2.2. Dem ist zu erwidern, dass allein der höhere Wortanteil des Programms nicht zwingend auf einen größeren Beitrag zur Meinungsvielfalt im betroffenen Versorgungsgebiet schließen lässt. Selbst wenn der beschwerdeführenden Partei zugestanden wird, dass ein 24 stündiges Informationsprogramm (für Wirtschaft- und Politikinteressierte) grundsätzlich geeignet ist, in diesem Bereich die Grundlagen für "ausgereifte Entscheidungen am Ende des Meinungsbildungsprozesses" (so die Beschwerde) zu schaffen, lässt sich der Beitrag eines solchen Programms zur Meinungsvielfalt insgesamt nur nach dem Inhalt der vermittelten Informationen beurteilen. Im selben Ausmaß, in dem ein derartiges Informationsprogramm zur Meinungsvielfalt beitragen kann, besteht bei einer inhaltlichen Beeinflussung dieses Programms nämlich auch die Gefahr, den gewünschten Effekt (Gewähr für eine größere Meinungsvielfalt) ins Gegenteil zu verkehren.

Es kann der belangten Behörde daher nicht entgegen getreten werden, wenn sie die (mögliche) inhaltliche "Meinungskonzentration" durch die Verflechtungen der beschwerdeführenden Partei mit anderen Medieninhabern als wichtiges Auswahlkriterium wertete und in einer Gesamtbeurteilung (auch unter diesem Aspekt) der mitbeteiligten Partei den Vorzug gab.

Dass allein die redaktionelle Trennung ("eigenständige Recherchen") bei gleichzeitiger Kooperation mit einem anderen Hörfunkveranstalter nicht von vornherein geeignet ist, Bedenken hinsichtlich der möglichen Beeinflussung auszuräumen, wurde in der hg Rechtsprechung - mit näherer Begründung - bereits erläutert (vgl auch dazu etwa das hg Erkenntnis vom 17. Dezember 2003, Zl 2003/04/0136).
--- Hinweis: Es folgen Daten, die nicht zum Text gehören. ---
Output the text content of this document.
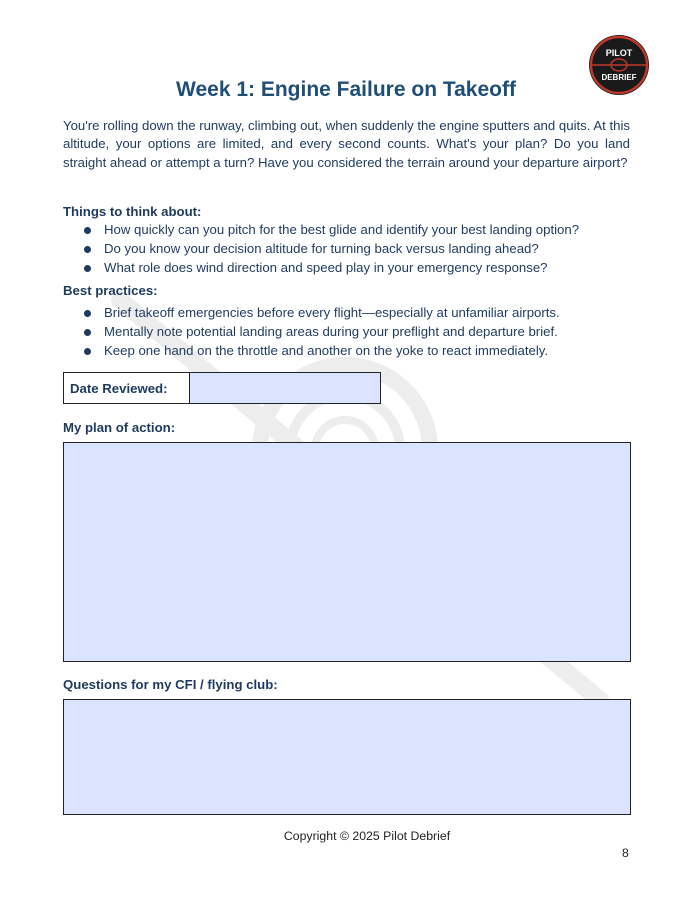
PILOT
DEBRIEF
Week 1: Engine Failure on Takeoff

You're rolling down the runway, climbing out, when suddenly the engine sputters and quits. At this altitude, your options are limited, and every second counts. What's your plan? Do you land straight ahead or attempt a turn? Have you considered the terrain around your departure airport?

Things to think about:
How quickly can you pitch for the best glide and identify your best landing option?
Do you know your decision altitude for turning back versus landing ahead?
What role does wind direction and speed play in your emergency response?
Best practices:
Brief takeoff emergencies before every flight—especially at unfamiliar airports.
Mentally note potential landing areas during your preflight and departure brief.
Keep one hand on the throttle and another on the yoke to react immediately.
Date Reviewed:
My plan of action:
Questions for my CFI / flying club:
Copyright © 2025 Pilot Debrief
8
2.3. Soweit die beschwerdeführende Partei geltend macht, das tatsächlich gesendete Programm der mitbeteiligten Partei entspreche (nach einer Analyse vom 1. Juli 2008) nicht jenem, das für die Zulassungsentscheidung zu ihren Gunsten maßgeblich gewesen sei, ist darauf zu verweisen, dass dieser (erst nach Erlassung des angefochtenen Bescheides hervorgekommene) Umstand - sollte er zutreffen - im Rahmen eines Verfahrens nach § 28 PrR-G Beachtung finden könnte. Für die gegenständliche Entscheidung kommt ihm hingegen keine Relevanz zu.

Die Beschwerde war daher gemäß § 42 Abs 1 VwGG als unbegründet abzuweisen.

Der Ausspruch über den Aufwandersatz gründet sich auf die §§ 47 ff VwGG iVm der VwGH-Aufwandersatzverordnung 2008, BGBl II Nr 455.